Netflix (NFLX) dropped 8% after a mixed print, but the bigger hit was self-inflicted: plans to limit public releases of viewing data. The stock has lived in the “quality growth with monetization levers” bucket, and that framing leans on steady external proof points. Pull the datapoints and you widen the range of models on engagement and content efficiency. Wider ranges usually mean a bigger uncertainty discount until something else replaces the signal.
Over the top of it all, semis kept bleeding. The PHLX Semiconductor Index (SOXX) is now down nearly 20% from late-June highs. That’s a real unwind in the market’s forward proxy for cloud/AI demand. This looked less like “AI is dead” and more like “show me the next leg,” which makes the whole stack more sensitive to any execution wobble.
Multi-year targets
With no fresh Fed breadcrumb, investors did what they always do when macro goes quiet: they stared harder at management slide decks.
- Prologis (PLD) traded up after raising its 2026 core FFO outlook to $6.22–$6.30 and setting development starts at $5.5B–$6.5B. For REITs, that’s an attempt to anchor the forward cash-flow path with a plan you can model. The message: demand holds, and the pipeline still pencils.
- State Street (STT) was roughly flat but put more structure around its scorecard: 2026 pretax margin target of 35%, mid-20s ROTCE, and 12%–13% annual fee revenue growth by 2026. Not a pop-the-champagne update, but specificity narrows the debate. It also turns “strategy” into something you can time and measure.
- Citizens Financial laid out a 4Q 2026 NIM target of 3.22%–3.27% and aimed for $450M in benefits from “Reimagine the Bank” by end-2028. A dated NIM target matters when the whole fight is funding mix and deposit betas. Pair it with a quantified cost program and the buy side has something to underwrite, not just nod at.

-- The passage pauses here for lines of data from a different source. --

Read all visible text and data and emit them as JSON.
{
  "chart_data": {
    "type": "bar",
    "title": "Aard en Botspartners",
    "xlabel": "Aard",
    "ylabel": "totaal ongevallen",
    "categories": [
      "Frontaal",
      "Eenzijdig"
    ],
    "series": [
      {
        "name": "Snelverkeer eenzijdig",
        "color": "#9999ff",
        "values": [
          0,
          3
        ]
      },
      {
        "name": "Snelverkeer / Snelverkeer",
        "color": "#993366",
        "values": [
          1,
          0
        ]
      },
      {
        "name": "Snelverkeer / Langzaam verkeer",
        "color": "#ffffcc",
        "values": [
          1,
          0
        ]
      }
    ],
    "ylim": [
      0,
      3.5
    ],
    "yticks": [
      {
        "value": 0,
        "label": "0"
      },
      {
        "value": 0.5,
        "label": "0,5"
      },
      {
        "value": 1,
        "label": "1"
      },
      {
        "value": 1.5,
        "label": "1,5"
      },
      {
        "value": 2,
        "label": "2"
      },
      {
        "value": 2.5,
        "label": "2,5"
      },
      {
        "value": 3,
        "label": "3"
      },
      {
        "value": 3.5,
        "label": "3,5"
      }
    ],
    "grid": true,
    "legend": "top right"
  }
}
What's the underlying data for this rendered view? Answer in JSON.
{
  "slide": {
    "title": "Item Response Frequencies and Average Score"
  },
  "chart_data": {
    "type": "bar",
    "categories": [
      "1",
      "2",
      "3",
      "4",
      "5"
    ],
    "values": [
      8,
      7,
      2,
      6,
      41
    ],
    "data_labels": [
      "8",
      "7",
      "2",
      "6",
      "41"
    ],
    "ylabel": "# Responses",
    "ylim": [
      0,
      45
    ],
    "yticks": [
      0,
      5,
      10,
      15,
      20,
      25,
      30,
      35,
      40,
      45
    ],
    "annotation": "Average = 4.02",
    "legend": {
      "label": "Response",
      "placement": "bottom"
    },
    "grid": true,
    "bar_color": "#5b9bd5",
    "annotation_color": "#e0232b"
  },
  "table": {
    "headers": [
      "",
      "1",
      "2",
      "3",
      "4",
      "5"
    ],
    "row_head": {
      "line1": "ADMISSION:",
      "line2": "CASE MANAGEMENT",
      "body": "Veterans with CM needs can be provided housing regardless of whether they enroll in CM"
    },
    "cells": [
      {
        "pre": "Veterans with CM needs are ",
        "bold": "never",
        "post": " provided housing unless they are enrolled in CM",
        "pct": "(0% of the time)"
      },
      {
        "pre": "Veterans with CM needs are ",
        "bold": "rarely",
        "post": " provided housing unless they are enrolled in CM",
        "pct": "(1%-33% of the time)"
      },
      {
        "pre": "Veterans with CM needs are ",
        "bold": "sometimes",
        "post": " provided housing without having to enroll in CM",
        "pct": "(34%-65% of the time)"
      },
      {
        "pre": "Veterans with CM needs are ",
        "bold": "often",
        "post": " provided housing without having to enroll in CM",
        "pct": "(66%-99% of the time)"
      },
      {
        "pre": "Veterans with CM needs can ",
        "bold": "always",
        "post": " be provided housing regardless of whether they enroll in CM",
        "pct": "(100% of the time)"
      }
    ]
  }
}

Net effect: clarity helped where the bridge from plan to execution looked clean (PLD). Elsewhere it landed as “fine—now hit it” (STT/Citizens).
Shocks and capital tells
Single-name landmines are still everywhere. Sweetgreen (SG) extended the selloff, down >25% over four days, on worries tied to a cyclosporiasis outbreak linked to its products. Food-safety risk doesn’t wait for a spreadsheet; it moves first because the early variables are unknowable (duration, scope, traffic impact, brand drag). The stock got hit accordingly.
Credit had its own tell. CoreLogic is considering easing terms on part of its $5.3B debt offering after weak demand. Not a macro headline, but it’s a cost-of-capital message: buyers are picky on structure and duration, and deals clear faster when the issuer gives a little more. That’s how refinancing math—and M&A math—quietly gets harder without anyone ringing a bell.
A couple smaller capital actions fit the “keep flexibility” theme:
- CES Energy Solutions (CEEEF) got TSX approval to renew an NCIB to repurchase up to 18.1M shares.
- Principal Technologies (PHX) announced a $312,000 private placement tied to obligations under an Oxford license.
Housing split
Housing data kept doing the two-track thing: U.S. existing-home prices hit a new record high, while some builders are cutting prices in select metros. Tight resale supply can keep the headline print elevated even as builders use localized discounts and incentives to move inventory and manage affordability.
The takeaway isn’t “housing up” or “housing down.” It’s that the channel matters (resale scarcity vs new-build clearing), and the metro matters more than the national average.
Confidence was the trade today: timelines, transparency, and the cost of money all acted like the real macro.